Does progressive profiling work?
August 18, 2015
In the marketing ops world, you hear a lot about “progressive profiling” as a way to increase lead generation and quality. The basic idea is, if you want to collect 10 pieces of data about a lead, you do it in subsequent visits:
First conversion:
- [Email]
- [First Name]
- [Last Name]
- [Company Name]
Second conversion:
- [Email]
- [Job Title]
- [Company Size]
Third conversion:
- [Email]
- [Phone Number]
- [Interest in buying]
And so on. The upsides seem pretty obvious, right? Why wouldn’t you want to reduce your form lengths, while gathering more data about your leads? It seems like a way to boost conversions (by reducing form lengths), without the tradeoff of having less information.
The downside to progressive profiling
However, progressive profiling has one really obvious downside, which is that it requires repeated visits in order to get that data. As a result, you:
- Can’t send repeat visitors directly through to the content; they must fill in a form every time.

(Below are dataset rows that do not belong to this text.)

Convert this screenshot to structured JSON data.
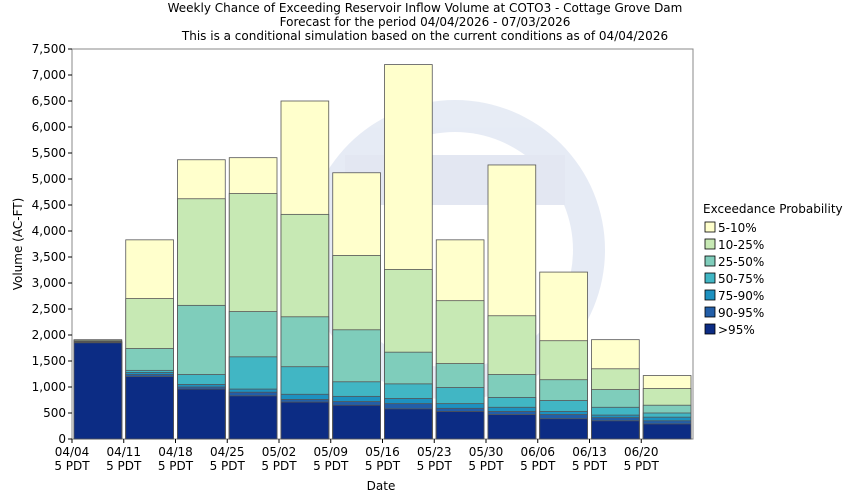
{
  "colors": {
    "5-10%": "#ffffcc",
    "10-25%": "#c7e9b4",
    "25-50%": "#7fcdbb",
    "50-75%": "#41b6c4",
    "75-90%": "#1d91c0",
    "90-95%": "#225ea8",
    ">95%": "#0c2c84"
  },
  "chart_data": {
    "type": "bar",
    "title": "Weekly Chance of Exceeding Reservoir Inflow Volume at COTO3 - Cottage Grove Dam",
    "subtitle": "Forecast for the period 04/04/2026 - 07/03/2026",
    "subtitle2": "This is a conditional simulation based on the current conditions as of 04/04/2026",
    "xlabel": "Date",
    "ylabel": "Volume (AC-FT)",
    "ylim": [
      0,
      7500
    ],
    "yticks": [
      "0",
      "500",
      "1,000",
      "1,500",
      "2,000",
      "2,500",
      "3,000",
      "3,500",
      "4,000",
      "4,500",
      "5,000",
      "5,500",
      "6,000",
      "6,500",
      "7,000",
      "7,500"
    ],
    "ytick_values": [
      0,
      500,
      1000,
      1500,
      2000,
      2500,
      3000,
      3500,
      4000,
      4500,
      5000,
      5500,
      6000,
      6500,
      7000,
      7500
    ],
    "xticks": [
      {
        "line1": "04/04",
        "line2": "5 PDT"
      },
      {
        "line1": "04/11",
        "line2": "5 PDT"
      },
      {
        "line1": "04/18",
        "line2": "5 PDT"
      },
      {
        "line1": "04/25",
        "line2": "5 PDT"
      },
      {
        "line1": "05/02",
        "line2": "5 PDT"
      },
      {
        "line1": "05/09",
        "line2": "5 PDT"
      },
      {
        "line1": "05/16",
        "line2": "5 PDT"
      },
      {
        "line1": "05/23",
        "line2": "5 PDT"
      },
      {
        "line1": "05/30",
        "line2": "5 PDT"
      },
      {
        "line1": "06/06",
        "line2": "5 PDT"
      },
      {
        "line1": "06/13",
        "line2": "5 PDT"
      },
      {
        "line1": "06/20",
        "line2": "5 PDT"
      }
    ],
    "legend_title": "Exceedance Probability",
    "legend_placement": "right",
    "grid": false,
    "series": [
      {
        "name": "5-10%",
        "values": [
          1910,
          3830,
          5370,
          5410,
          6500,
          5120,
          7200,
          3830,
          5270,
          3210,
          1910,
          1220
        ]
      },
      {
        "name": "10-25%",
        "values": [
          1900,
          2700,
          4620,
          4720,
          4320,
          3530,
          3260,
          2660,
          2370,
          1890,
          1350,
          970
        ]
      },
      {
        "name": "25-50%",
        "values": [
          1880,
          1740,
          2570,
          2450,
          2350,
          2100,
          1670,
          1450,
          1240,
          1140,
          950,
          650
        ]
      },
      {
        "name": "50-75%",
        "values": [
          1870,
          1320,
          1240,
          1580,
          1390,
          1100,
          1060,
          990,
          800,
          740,
          610,
          500
        ]
      },
      {
        "name": "75-90%",
        "values": [
          1865,
          1280,
          1050,
          960,
          860,
          820,
          780,
          680,
          610,
          530,
          460,
          420
        ]
      },
      {
        "name": "90-95%",
        "values": [
          1860,
          1240,
          1000,
          900,
          760,
          720,
          680,
          590,
          530,
          470,
          410,
          350
        ]
      },
      {
        "name": ">95%",
        "values": [
          1850,
          1200,
          960,
          830,
          710,
          650,
          580,
          530,
          470,
          390,
          350,
          290
        ]
      }
    ]
  }
}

This is a bad experience for them, and it reduces the chance that your prospect will actually read the material you’re producing. On the other hand, maybe you want your visitor to jump through hoops… to show commitment?
- May have difficulty reactivating dormant visitors.
Let’s say you wait to ask for Company Size until the second visit. But they don’t reconvert for a while after their first visit. Do you send them the Small Business or the Enterprise reactivation campaign? What if they keep coming back to your site (showing interest), but they never convert again? Why not just ask upfront?
- Get locked in to your marketing automation vendor.
If you have a bunch of progressive profiling data in your Marketo instance, you’ll end up resetting all visitors to Form #1 if you switch to Pardot or Eloqua. You could use your own JS instead, but that’s an extra layer of technical complexity and only works if you are hosting your forms on your own site.
- Get bad funnel data.
A use case that’s often proposed for progressive profiling is that it tells you where your visitor is in the funnel. If they’re coming back to fill in another form, they must be further in their buying journey, right?
I’m not sure this is true. It seems like the most reliable way to know this is to infer it based on the content. If you produce a whitepaper called “what is Product X?” and another called “Evaluating Product X vs. Product Y”, data on which is being requested is probably more reliable in determining buyer journey stage, than simply seeing how many times a visitor has come into the site.
Another pernicious effect: marketers will use a single form, and then rely on progressive profiling to hide certain fields based on the assumption that number of visits equals readiness to buy.
Seems like it would be much better to have separate forms tailored to separate funnel stages based on content, and only then, if one of those lacks necessary data, implement progressive profiling to make sure it’s captured.
Or just cut down your forms so that getting all the data from a late-funnel lead is not arduous.
I’m not sure what the right answer is
I totally get the appeal of progressive profiling.
And yet I’ve never seen any data on whether it actually achieves its stated goals. In fact, I’ve never seen anyone propose a test for it.
I guess a simple one would be to divide your leads into 2 pools at random, one using progressive profiling and one not, then see which one generates more revenue over time. (But isn’t that every test?)
A more practical and faster one might be to:
- Decide what constitutes the information that you truly need for effective marketing and qualification.
- Present this all in one form to a set of visitors, to establish a conversion baseline.
- Present this in separate progressive forms to another set. See how many visitors get through all the forms.
It really boils down to: Which do you think is more likely? That a visitor will complete a form with eight fields?
Or, that they’ll complete a form with 4 fields, visit again, complete another form with 2 fields, visit again, and then complete another form with 2 fields?